Too many hours on the Coker can lead my mind down many philosophical paths, especially when the 125 mm cranks put many real paths out of bounds.
For example: this forum raises epistemological questions - questions about the nature of knowledge, and what we can actually know. How do any of you know that I exist at all? If indeed, any of you exist… Clearly someone is writing this, unless you’re imagining reading it, but how do you know I really have done the rides that I’ve written up over the last year or two? A few of you (Unicus, Onewheeldave, Arnold the Aardvark, and a few others) have met me, but have you met them? And they never saw me do the rides.
But there’s more to philosophy than the old 6th form question, “Ah, but how do you know this is a table/ I owe you a beer/ I won’t respect you in the morning?” Read on:
If we are to believe Plato, Socrates believed that virtue was a kind of knowledge. He argued that no man would knowingly do something wrong. Therefore, if a man did something wrong, it was because he was deficient in the knowledge of what was right. A modern comparison can be made with my ex wife who argued that no man could do anything right, knowingly or otherwise.
Of course, Socrates’ theory leaves open the question of how something can be objectively right or wrong; and if it is, how can we know?
Sartre (a particularly contemplative cheese eating surrender monkey) looked at the argument in a different way. He believed that each man did what he thought was justified in the circumstances. Man is a rationalising animal (rather than a rational animal) and can come up with a superficially valid justification for almost anything. It is never possible to know exactly how someone reaches a decision, because our motives are multi-layered (c.f. Shrek: “Ogres are like onions”) and sometimes hidden even from ourselves, so we can only judge a man by what he decides, and we can only tell what he decides by what he actually does.
This contrasts with Milligan’s concept of the hero with coward’s legs.

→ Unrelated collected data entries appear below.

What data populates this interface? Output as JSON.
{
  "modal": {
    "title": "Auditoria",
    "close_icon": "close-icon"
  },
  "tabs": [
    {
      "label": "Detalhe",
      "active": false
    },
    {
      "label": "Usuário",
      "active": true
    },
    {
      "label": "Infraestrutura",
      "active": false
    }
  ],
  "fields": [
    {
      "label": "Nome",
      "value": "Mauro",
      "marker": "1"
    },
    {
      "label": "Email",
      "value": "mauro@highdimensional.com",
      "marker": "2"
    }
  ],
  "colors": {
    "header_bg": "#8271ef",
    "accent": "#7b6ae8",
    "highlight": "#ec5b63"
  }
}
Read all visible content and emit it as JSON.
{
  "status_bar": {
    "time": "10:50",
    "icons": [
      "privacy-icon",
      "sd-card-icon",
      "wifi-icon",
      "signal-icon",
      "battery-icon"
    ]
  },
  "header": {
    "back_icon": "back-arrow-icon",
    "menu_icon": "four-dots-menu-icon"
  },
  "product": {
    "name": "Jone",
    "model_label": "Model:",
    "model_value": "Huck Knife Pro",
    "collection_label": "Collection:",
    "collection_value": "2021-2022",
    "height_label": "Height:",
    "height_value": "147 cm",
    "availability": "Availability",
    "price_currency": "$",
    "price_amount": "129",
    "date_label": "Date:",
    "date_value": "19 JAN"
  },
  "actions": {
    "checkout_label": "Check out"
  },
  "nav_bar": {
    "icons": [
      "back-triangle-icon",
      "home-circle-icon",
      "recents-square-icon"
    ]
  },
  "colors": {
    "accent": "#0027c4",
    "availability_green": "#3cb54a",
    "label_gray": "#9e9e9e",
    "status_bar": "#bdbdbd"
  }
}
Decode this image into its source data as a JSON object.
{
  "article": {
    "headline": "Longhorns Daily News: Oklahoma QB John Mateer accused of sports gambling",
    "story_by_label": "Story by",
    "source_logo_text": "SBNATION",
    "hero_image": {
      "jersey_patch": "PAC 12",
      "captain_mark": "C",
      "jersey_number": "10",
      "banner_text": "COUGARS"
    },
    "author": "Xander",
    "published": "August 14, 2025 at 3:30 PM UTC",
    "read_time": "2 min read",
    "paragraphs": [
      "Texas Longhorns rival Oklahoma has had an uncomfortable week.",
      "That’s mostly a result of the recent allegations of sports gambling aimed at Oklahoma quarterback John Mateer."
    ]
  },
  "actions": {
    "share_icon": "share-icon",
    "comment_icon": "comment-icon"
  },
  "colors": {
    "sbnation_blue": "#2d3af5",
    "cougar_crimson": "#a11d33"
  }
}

So, here’s me riding around the big lake this evening. It’s been a bad day at work (maintaining an unbroken record of bad days at work over 22 years) and the beautiful weather which grinned maliciously in through the office window all day became a scowling brat of rain and chill winds by the time I left. Uninspired, I decide simply to get some miles in… and perhaps to do the 25 miles without a dismount.
I make it to the lake without incident, except that the path is blocked with deep puddles in many places and, try as I might, I can’t avoid getting a soaking. A Coker wheel in a puddle is like a water wheel in reverse, the water extracting the energy from the wheel as it is thrown up into the millstream of the rider’s backside.
Onto the lake side, and I make the first lap in pretty good time; Part way round the second lap (each lap is around 3 miles) I’m in my stride, but starting to feel the pressure on the seat. By the start of the third lap, my legs are starting to feel the strain. I’ve been “in the zone” and pedalling a little faster than I should.
So, the existentialism starts to bite in lap three. The internal dialogue starts:
You don’t have to do this.
No, but I can’t stop now.
You’ve done about 10 miles. It would be a pity to waste that.
Yes, but that means I’ve as far to go again - and then some.
You know you can do it.
So, if I know, why do I have to prove it?
It’s a challenge.
A pretty pointless one.
Yes, but all unicycling is pointless.
Look, this is one of those cases where I have to grit my teeth and push on. I’m bound to have a low point in a long ride.
But why have a low point when you’re only doing it for fun.
But the fun comes from the achievement.
Pretty daft sort of fun. If I didn’t have these short cranks on, I could be achieving some obstacles, instead of just an arbitrary number.
But you’ve set a challenge, you can’t wimp out now.
But I have to bear in mind the effects. I’ll be fencing for 3 hours tomorrow,
And I am 41 you know.
You’ve read your Sartre. You are what you decide. Are you going to decide to stop?
Ha! Am I going to decide to carry on, just because I daren’t decide not to?
At this point, I notice my feet are cold, because I’ve splashed through far too many puddles, and it’s blowing a chill wind. Motorcyclists have a horror of cold feet. Once they go cold, they take a lot of warming up.
Existentially, I’m now a certified wimp. I didn’t do the 25 miles, or even the 20… or the 15…
And, to serve me right, it looks like my computer’s lost the “score” for the ride. I know I stopped at 11.7 miles after 1:12, so I guess I did about 12.5 miles in around 1:20. Not a bad ride, but I really wasn’t up for it tonight.